The gameplay, minute to minute, however is a huge highlight. Presenting itself in the same dull, warm shades and tones of sunlight glinting off a stone mountain at high noon, one could be forgiven for expecting a somber, reserved experience from Dragon’s Dogma. These people would be very wrong, however, due to a presentation that’s one-part J-rock metal opening cinematic and two-parts Devil May Cry flavored combat.
It’s been compared to a mix of Devil May Cry and Shadow of the Colossus due to its baddie-climbing mechanic, but this is one element that does not come into play nearly enough to be compared against Team Ico’s opus. With combos, parries, special attacks, flaming swords, Zero to sixty sprint functions and a general hot-blooded pace, the combat is fluid, well executed and often helping itself to giant handfuls of cathartic, cherry-flavored schadenfreude. The game pulls a bit of a ‘Metroid Prime’ by starting the player off as a high leveled fighter with lots of neat attacks and armor, then takes it away as the player begins the ‘real game’, but the combat, even without all of the diversity and color of the opening sequence is still a blast, and it doesn’t take too long to start picking out sets of attacks and lining up enemies for beatings in violently vibrant ways.
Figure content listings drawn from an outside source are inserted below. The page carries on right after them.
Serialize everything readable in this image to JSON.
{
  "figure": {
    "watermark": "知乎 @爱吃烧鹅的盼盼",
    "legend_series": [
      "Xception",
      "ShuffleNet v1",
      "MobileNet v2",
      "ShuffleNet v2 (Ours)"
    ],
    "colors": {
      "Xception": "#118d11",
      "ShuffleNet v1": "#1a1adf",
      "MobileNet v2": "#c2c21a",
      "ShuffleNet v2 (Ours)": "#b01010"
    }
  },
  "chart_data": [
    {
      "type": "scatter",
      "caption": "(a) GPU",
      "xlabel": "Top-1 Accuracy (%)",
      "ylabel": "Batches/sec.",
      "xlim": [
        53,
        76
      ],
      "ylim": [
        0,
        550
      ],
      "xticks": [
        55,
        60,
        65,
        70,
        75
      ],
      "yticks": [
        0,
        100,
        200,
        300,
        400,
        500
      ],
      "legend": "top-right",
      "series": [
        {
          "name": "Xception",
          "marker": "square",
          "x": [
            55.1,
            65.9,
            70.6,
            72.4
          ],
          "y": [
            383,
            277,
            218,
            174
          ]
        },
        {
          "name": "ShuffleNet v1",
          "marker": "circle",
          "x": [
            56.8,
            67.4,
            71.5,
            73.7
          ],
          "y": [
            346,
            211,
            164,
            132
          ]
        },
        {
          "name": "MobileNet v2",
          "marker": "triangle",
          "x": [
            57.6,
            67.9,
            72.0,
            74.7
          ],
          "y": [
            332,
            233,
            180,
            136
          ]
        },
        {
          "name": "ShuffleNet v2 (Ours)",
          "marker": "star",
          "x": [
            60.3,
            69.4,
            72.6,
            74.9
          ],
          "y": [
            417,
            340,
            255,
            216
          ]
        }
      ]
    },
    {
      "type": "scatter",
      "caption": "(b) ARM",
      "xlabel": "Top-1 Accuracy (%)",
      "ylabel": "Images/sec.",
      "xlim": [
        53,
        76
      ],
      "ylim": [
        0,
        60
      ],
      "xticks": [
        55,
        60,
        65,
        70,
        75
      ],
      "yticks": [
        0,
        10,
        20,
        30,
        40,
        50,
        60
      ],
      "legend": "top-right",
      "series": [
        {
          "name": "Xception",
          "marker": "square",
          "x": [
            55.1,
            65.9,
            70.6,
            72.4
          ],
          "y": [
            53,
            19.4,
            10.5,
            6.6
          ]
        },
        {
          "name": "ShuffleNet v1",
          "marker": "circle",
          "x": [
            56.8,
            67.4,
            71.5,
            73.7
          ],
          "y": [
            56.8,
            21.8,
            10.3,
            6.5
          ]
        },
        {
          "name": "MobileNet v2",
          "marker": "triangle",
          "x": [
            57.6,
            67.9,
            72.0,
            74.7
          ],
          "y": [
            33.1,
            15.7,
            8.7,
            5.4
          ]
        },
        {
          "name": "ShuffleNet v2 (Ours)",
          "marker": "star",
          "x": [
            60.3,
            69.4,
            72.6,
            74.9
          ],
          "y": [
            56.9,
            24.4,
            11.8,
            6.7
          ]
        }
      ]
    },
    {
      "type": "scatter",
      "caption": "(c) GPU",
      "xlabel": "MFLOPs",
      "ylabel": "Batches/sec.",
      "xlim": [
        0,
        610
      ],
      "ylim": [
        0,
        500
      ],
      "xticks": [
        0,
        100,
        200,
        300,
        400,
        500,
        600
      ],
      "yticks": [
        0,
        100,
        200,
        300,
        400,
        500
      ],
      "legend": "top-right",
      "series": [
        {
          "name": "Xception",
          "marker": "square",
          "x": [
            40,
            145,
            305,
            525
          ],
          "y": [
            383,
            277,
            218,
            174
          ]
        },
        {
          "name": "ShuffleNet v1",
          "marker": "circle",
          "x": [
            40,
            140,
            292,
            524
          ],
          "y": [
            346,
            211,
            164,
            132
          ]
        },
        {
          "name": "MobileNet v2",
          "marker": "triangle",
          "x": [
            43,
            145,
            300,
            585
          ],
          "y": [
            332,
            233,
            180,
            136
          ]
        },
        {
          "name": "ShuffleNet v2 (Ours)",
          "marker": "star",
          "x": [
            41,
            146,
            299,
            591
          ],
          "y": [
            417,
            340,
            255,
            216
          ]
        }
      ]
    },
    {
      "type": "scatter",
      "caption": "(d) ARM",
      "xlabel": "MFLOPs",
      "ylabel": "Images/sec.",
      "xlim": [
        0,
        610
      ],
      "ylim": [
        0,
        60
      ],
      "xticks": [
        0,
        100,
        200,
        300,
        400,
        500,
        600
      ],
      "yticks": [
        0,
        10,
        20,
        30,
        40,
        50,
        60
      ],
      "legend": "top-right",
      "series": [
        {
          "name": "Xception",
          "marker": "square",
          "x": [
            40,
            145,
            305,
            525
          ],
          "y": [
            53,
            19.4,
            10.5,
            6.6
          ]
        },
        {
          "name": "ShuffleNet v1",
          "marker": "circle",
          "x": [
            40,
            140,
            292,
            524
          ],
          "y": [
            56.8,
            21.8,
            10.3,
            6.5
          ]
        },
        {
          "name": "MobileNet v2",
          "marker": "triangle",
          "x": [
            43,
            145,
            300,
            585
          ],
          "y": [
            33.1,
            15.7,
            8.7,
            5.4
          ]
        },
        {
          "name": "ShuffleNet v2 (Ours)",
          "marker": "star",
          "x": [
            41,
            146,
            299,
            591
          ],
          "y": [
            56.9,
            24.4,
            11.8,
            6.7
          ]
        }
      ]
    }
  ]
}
If there was a downside to this, it might be the fact that the rest of the game feels stale in comparison. While games like Dark Souls and Elder Scrolls have managed to take the act of walking down a dusty mountainside, watching (or experiencing) a character licking their wounds, fabled treasure in hand and introspectively reaping the rewards or anticipating the coming adventure to artful and well paced degrees, Dragon’s Dogma doesn’t quite pull it off. Whether it’s in comparison to its bombastic, third-degree fiery combat, or just the fact that the game doesn’t have the scenery or effervescent world to rely on to make exploration and the game’s quieter moments worth the time they require, it simply doesn’t gel. The first minute after an intense boss fight will leave your fingers twitching, aching for more, but the second or fifth minutes afterward will make you wish the game could spare you the trouble and add a fast-forward button.